Paul Sneijder, cadre supérieur français établi depuis de nombreuses années à Montréal, la soixantaine, est victime d'un accident totalement rarissime d'ascenseur (surtout quand la machine, pilotée par ordinateur, dispose de 3 systèmes de sécurité, dont il paraît impensable qu'ils soient tous défaillants en même temps !). Il était venu déjeuner avec sa fille, Marie, dans l'hôtel où celle-ci séjournait, lors d'une de ses rares visites - elle habitait Toulouse, où Paul vivait et travaillait 20 ans plus tôt, avant son divorce, alors qu'elle était encore une toute petite fille. S'il a miraculeusement survécu à la chute de la cabine, Marie en est morte. Outre la compensation de son préjudice à lui, physique (il a été blessé dans l'accident) et professionnel (longues semaines de convalescence, lourde médication.. donc pause forcée dans ses activités), la question va se poser du "pretium doloris", c'est-à-dire des dommages-intérêts devant réparer la perte de son enfant ("mettre un prix sur ce qui n'a pas de prix"...). Sa deuxième femme, Anna (Géraldine Pailhas) le presse en ce sens, voyant en la circonstance l'occasion d'assurer l'avenir de leurs fils, bientôt en âge de faire des études supérieures, et ambitionnant d'intégrer un cursus prestigieux, mais fort coûteux, aux E-U. Paul, pour résister au choc émotionnel sans nom subi (survivre, quand sa fille, dont il s'était tant éloigné, meurt à ses côtés - douleur double, celle du deuil, et celle de la culpabilité..) doit se "reconstruire". Impérativement. Il va le faire, par étapes, à sa façon, inventant une thérapie sur mesures, jusqu'à la catharsis finale
(en haut du plus haut building du monde, à 150 étages du sol...à Dubaï).

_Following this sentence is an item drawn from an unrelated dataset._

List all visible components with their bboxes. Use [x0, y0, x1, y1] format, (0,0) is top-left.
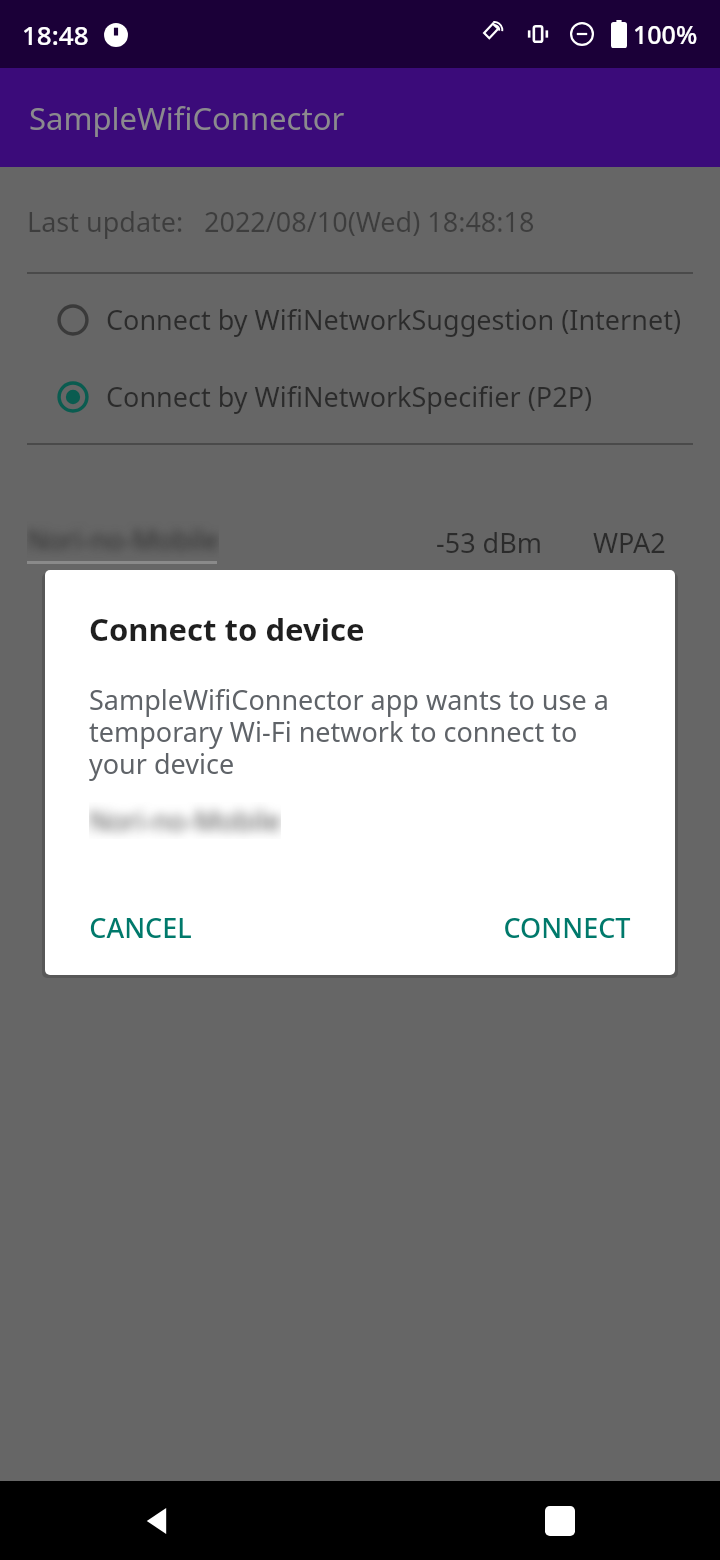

Les étapes vers la réappropriation de l'estime de soi sonnent "improbables", au fil de rencontres, positives (le propriétaire d'une petite entreprise de "dog walk", un obèse qui ne se sent bien qu'en compagnie des... nombres premiers, et l'avocat de la "partie adverse", en particulier), ou négatives (comme avec le propriétaire de "Charlie", à l'ego surdimensionné, le rêvant en "danseur mondain" pour chiens, à son service, ou avec l'avocat pressenti pour le représenter, tout excité par les di à faire obtenir à Paul - les avocats outre-Atlantique travaillent au pourcentage !). Sans oublier, au temps où Paul se fait "dog walker", les chiens... Ces boules de tendresse, qui ont cette faculté merveilleuse de boire les douleurs des hommes, à la manière d'un buvard. Thomas Vincent, qui a fait surtout pas mal de réalisations pour la télévision (et que je découvre, pour ma part, ici), réussit l'adaptation du roman de Jean-Paul Dubois (décidément auteur bien servi au cinéma ces temps-ci - voir "Le Fils de Jean", par Philippe Lioret, dont la scène est également au Québec..), "Le cas Sneijder". Réussite en tous points. On est bien loin de l'univers frelaté du boboland, façon (pour rester dans l'actualité cinéma) d'un "Captain Fantastic" - par exemple. Là, tout sonne vrai, tout sonne juste... Quant à "Paul", Thierry Lhermitte lui donne excellemment vie. Les seconds rôles, canadiens, sont à louer aussi ! Seule Géraldine Pailhas (inaudible le plus souvent, d'ailleurs) déçoit - et c'est un euphémisme...
Un très bon film, que je suis ravie d'avoir pu découvrir, en "rattrapage" (streaming), l'ayant raté lors de sa sortie en salles, il y a quelques mois.